In late June, a Patch survey of parents also showed that while moms and dads remain wary, most of those who responded were in favor of opening schools for in-person learning with mask requirements.
An agonizing decision
Districts across the nation have been debating whether to open schools and, if so, how. And parents have been agonizing over whether to send their kids if and when schools do open.
The Burbio.com study shows 52 percent of students across the country are going to begin the 2020-2021 school year online, while 44 percent will attend some form of in-person learning in the fall, and 4 percent of school districts remain undecided as of Aug. 11.
“What we found was similar regions across the country were doing similar things,” Dennis Roche, president and co-founder of the Pelham, New York-based Burbio.com, told Patch.
“A lot of big cities flipped about a week-and-a-half ago,” Roche said, specifically mentioning decisions made to go fully remote in Chicago and Pittsburgh. “And then in places the size of Bergen County, New Jersey… they are all hybrid.”
The Burbio study looked at more than 80,000 K-12 school calendars across 12,000 school districts, actively monitored more than 35,000 schools, and reviewed district plans every 72 hours to account for changes.
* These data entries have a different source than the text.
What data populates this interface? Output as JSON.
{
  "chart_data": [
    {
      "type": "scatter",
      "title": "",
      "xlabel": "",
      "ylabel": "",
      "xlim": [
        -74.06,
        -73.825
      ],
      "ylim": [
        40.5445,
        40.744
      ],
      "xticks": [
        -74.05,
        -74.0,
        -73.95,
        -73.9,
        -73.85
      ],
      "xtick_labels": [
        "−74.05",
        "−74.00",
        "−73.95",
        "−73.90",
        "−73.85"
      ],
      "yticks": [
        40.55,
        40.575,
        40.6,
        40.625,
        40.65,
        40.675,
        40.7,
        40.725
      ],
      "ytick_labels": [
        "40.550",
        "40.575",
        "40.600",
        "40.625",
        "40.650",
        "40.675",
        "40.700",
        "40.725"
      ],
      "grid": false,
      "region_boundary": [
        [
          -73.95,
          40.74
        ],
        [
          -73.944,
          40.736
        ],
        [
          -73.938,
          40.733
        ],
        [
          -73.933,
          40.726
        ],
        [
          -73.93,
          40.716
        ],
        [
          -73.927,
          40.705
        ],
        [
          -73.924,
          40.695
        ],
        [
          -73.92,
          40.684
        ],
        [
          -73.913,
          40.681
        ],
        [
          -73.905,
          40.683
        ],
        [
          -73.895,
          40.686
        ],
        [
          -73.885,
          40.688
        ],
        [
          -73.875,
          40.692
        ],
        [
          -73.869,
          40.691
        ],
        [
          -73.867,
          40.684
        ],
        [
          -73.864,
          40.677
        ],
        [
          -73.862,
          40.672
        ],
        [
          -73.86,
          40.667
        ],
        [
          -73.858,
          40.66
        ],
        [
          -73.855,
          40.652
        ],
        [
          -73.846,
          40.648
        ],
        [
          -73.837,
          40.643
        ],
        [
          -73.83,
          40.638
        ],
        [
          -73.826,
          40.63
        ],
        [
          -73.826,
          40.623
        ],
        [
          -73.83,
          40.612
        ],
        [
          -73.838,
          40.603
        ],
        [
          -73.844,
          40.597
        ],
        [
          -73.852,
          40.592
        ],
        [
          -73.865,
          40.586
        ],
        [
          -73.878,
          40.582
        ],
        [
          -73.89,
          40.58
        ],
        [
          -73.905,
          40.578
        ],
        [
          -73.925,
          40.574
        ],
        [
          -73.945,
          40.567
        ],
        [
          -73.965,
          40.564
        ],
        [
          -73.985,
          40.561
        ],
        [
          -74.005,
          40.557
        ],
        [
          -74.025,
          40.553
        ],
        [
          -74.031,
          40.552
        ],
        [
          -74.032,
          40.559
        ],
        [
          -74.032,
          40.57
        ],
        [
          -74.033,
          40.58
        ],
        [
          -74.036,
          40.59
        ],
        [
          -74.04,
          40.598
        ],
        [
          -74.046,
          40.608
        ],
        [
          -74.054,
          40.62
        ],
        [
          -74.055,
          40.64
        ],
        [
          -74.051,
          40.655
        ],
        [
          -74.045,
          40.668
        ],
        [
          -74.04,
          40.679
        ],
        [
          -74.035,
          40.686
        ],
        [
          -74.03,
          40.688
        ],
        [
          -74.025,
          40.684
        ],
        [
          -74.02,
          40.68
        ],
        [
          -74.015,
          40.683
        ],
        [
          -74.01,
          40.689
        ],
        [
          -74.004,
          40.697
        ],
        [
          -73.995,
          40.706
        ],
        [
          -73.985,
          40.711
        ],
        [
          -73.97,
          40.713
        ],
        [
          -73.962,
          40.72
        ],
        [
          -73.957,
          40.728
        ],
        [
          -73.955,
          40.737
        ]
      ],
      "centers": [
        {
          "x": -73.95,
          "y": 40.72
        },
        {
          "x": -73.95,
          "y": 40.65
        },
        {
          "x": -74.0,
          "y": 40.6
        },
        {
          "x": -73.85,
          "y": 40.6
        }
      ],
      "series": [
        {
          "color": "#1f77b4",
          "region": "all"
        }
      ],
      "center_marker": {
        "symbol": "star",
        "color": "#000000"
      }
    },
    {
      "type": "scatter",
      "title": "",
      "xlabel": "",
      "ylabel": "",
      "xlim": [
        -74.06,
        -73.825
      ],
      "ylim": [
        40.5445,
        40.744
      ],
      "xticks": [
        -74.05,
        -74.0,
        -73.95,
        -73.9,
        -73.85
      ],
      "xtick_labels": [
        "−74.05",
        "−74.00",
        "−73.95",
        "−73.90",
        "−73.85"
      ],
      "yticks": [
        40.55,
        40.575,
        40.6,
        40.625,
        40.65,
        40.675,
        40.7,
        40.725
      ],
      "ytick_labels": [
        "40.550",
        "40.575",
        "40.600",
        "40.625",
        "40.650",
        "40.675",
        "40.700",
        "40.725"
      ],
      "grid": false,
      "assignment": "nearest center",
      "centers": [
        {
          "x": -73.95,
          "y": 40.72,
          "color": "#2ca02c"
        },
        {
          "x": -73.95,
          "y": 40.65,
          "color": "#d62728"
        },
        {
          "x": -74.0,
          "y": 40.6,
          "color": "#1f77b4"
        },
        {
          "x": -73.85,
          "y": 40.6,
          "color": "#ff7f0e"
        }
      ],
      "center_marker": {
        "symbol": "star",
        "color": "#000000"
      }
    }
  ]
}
See the survey’s full methodology here.
Of the 200 largest school districts across the country, the survey found that 66 percent will be going all virtual. The smaller the school district, trends show, the more likely it is that students will be headed back to the classroom.
“The more communication there is between the teachers, the board and the parents is where they seem to be getting back into school,” Roche said, pointing to a map that shows how often students in each county are going to be in school.
Among the 44 percent of students nationwide that will have in-person schooling, 25 percent will go to school daily to start the year while 19 percent will participate in some form of hybrid model that combines learning in school and at home.
Roche said the number of districts going virtual “could slip a little higher” than the 52 percent it stood at on Aug. 11. “We aren’t seeing any schools that were going to be virtual switching to in-person,” he said.